- Directed by: Monique Mbeka Phoba Guy Kabeya Muya
- Produced by: Monique MBEKA Phoba
- Cinematography: Guy KABEYA Muya, Amisi RADJABU
- Edited by: Guido WELKENHUYSEN
- Release date: 2008;
- Running time: 56 minutes
- Country: Democratic Republic of the Congo
- Language: French

= Entre la coupe et l'élection =

Entre la coupe et l'élection (Between the Cup and the Election) is a 2008 documentary film co-directed by Monique Mbeka Phoba and Guy Kabeya Muya.
It tells of Zaire's football team at the 1974 FIFA World Cup and what happened to the players afterwards.

==Synopsis==

The national team of the Democratic Republic of the Congo, the Leopards, won the Africa Cup of Nations in 1968 and 1974.
They then competed in the 1974 World Cup in Germany.
They were the first Sub-Saharan African team to qualify, and hopes were high.
The team was decisively beaten, scoring no goals in three games against Scotland, Yugoslavia and Brazil.
The Scots were openly racist against the Congo team.
In the last game the Leopards let Brazil win a third goal so they could qualify for the next round, and ensure Scotland could not.
The Leopards' pay was stolen by corrupt officials and they had to return home to face an angry dictator, Mobutu Sese Seko.
However, they were each given a car and a house.

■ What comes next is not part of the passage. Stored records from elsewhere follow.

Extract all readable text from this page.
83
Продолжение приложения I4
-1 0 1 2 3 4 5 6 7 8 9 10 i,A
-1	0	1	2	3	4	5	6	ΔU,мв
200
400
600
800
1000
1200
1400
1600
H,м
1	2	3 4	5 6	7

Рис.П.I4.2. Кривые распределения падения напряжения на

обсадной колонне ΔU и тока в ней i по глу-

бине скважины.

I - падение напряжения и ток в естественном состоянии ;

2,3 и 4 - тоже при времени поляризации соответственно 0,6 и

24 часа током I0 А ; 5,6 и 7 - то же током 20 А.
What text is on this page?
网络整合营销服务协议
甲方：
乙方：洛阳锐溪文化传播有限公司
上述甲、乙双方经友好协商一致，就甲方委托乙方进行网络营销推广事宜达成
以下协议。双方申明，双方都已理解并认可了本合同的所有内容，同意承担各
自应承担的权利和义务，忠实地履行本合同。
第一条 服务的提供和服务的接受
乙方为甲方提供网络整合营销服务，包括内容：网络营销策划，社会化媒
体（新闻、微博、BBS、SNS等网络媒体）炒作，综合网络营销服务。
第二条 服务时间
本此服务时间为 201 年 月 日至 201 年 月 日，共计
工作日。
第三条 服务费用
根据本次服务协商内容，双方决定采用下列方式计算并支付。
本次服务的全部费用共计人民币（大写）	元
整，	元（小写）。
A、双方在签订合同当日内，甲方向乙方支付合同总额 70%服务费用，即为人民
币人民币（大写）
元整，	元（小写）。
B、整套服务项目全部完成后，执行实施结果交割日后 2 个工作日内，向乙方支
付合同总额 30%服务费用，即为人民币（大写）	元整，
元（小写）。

A group of young film students from the National Institute of Arts, Kinshasa tracks down the players, now living in obscurity, often without money and in poor health.
The film alternates between the past and the present, in the run-up to the 2006 elections that followed the Second Congo War (1998–2003).
The film compares failure of the team with the greater failure of the country to establish democracy.
The Leopards captain, Kibonge Mafu, is the only successful member of the team, now running for election in Kinshasa.
The narrator says of the Leopards "For them as for our country, the decline began".

==Production==

The movie was made by Clarisse Muvuba and Démato Matondo, two students from the National Institute of Arts, before the 2006 elections.
They were given hands-on training in the project by Kabeya Muya, while Mbeka Phoba obtained support and provided guidance via the internet.

==Reception==

The film was screened at film festivals in cities such as New York, Milan, Libreville (Gabon), Tübingen (Germany), Ouagadougou (Burkina Faso) and Leuven (Belgium).
A reviewer in Vanity Fair said the film has an unpolished feel but "offers as much insight into Congolese political culture as it does into Congolese soccer".
Another reviewer called it a "spectacularly ambitious student film". Yet another said "The film’s raison d’etre is told unevenly and distractedly ... But still there are gems to be found in here, for footballers and Congo fans alike".